Budapest 1956 - Locations of Drama

Budapest 1956

This coming week marks the 50th anniversary of Hungary's 1956 revolution. The heroism and tragedy of that time has been captured in a new book by British writer and researcher, Bob Dent.

Mr Dent has lived in Hungary since 1986 and is author of guidebooks, including the Blue Guide Budapest and Blue Guide Hungary. We talked to Bob Dent about his book "Budapest 1956 - Locations of Drama".

"The basic idea was to try and answer a very simple question: What happened in Budapest in 1956, where did it happen, and why did it happen? But the reason why I wanted to look at the different places in Budapest was because I have found over the years, particularly at the time of the political changes of 1989-1990 when everybody was talking about 1956 and at least the new parties were claiming to be the inheritors of 1956, that people treat the whole matter almost purely ideologically and nobody actually talks about what actually happened."

Bob covers 48 locations in the capital. Each place tells its own story - the Radio Building or Republic Square. But what exactly happened on Parliament Square on Bloody Thursday, 1956, has remained a mystery until today.

"Let's recall again for the listeners. What happened on the morning of October 23, two days into the uprising, crowds at different points in Pest actually started to fraternise with Soviet tank crews. 'What are you doing here? We are not fascists'. They were producing leaflets in Russian saying 'why are we fighting each other?'. Historians agree on this now and there are eye-witnesses who remember this. So, there was an interaction in a number of places - outside the Astoria, for example - where the tank crews opened up the turrets, came out, and started to talk with the people. They invited Hungarians onto the tanks, Soviet tanks draped in the Hungarian flag, and then the crowd started to move with tanks towards Parliament. So far, this is agreed.

"When the crowd reached Parliament, they were faced with a line of four or five other Soviet tanks in front of the main entrance to Parliament.

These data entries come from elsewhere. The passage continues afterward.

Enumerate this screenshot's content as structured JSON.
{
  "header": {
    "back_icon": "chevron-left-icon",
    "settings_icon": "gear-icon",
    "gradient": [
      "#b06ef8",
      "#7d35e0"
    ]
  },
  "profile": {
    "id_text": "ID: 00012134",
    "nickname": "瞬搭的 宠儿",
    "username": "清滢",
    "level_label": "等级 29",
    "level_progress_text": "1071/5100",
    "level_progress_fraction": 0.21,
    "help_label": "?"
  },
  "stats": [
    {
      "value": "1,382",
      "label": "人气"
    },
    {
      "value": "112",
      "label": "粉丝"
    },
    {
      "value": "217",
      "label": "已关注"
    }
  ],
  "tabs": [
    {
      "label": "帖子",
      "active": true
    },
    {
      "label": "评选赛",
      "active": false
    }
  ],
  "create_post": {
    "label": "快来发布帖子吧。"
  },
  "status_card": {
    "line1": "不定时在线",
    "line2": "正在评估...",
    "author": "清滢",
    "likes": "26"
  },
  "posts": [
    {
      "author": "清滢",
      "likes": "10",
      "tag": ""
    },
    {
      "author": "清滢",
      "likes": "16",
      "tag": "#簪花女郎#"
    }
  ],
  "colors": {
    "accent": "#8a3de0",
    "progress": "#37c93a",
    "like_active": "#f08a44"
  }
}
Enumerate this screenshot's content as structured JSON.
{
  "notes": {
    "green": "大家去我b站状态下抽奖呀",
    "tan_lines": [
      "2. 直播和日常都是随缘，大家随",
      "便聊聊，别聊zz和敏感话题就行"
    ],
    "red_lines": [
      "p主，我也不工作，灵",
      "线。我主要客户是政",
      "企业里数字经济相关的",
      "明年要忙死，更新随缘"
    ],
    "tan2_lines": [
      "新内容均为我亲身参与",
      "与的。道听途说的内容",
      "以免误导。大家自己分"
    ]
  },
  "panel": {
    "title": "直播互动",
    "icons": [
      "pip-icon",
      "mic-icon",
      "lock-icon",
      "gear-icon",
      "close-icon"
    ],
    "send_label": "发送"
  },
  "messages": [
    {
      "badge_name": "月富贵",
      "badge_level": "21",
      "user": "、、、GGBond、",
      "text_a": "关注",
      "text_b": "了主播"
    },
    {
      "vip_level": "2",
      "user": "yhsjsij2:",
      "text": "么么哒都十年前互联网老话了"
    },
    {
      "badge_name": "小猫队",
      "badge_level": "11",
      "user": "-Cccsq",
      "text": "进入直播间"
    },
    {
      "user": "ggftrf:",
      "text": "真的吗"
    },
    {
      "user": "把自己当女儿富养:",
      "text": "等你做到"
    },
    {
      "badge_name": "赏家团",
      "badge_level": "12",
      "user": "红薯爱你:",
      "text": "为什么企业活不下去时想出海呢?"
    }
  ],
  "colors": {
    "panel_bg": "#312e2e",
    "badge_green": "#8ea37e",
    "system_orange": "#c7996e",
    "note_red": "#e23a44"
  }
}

The crowd moved further forward, gingerly obviously, and then all of a sudden shots rang out and people were hit on the ground..."

Where the shots coming from the roofs?

"Well, at the time, almost all the eye-witnesses believed that the shots were coming from the roof of the ministry of agriculture, which is directly across from Parliament. Even the Kadar regime believed that the shots were coming from the roof. Most of the people it was again the AVH on the roof."

AVH is the abbreviation for the state security body until 1956.

"The Kadar explanation - the post 1956 explanation - for many years was that it was provocateurs, demonstrators. But what demonstrators were doing firing into the demonstrators I don't know, equally, what the AVH were doing, firing. But one of the difficulties with this belief is that as far as I'm aware, even up to today, nobody has ever found a concrete piece of evidence, of shells, or eye-witnesses. Nobody has ever come forward and said 'I was one the people up there firing or my brother was' or somebody! In what limited documentary evidence there is, in terms of photographic evidence, some of the bodies appear to have fallen beneath the arches of the ministry of agriculture."

So this means that it couldn't have been that the shots came from the same roof...

"Well, we know that Hungarians are very clever but I don't think they invented the curving, moving bullet in 1956."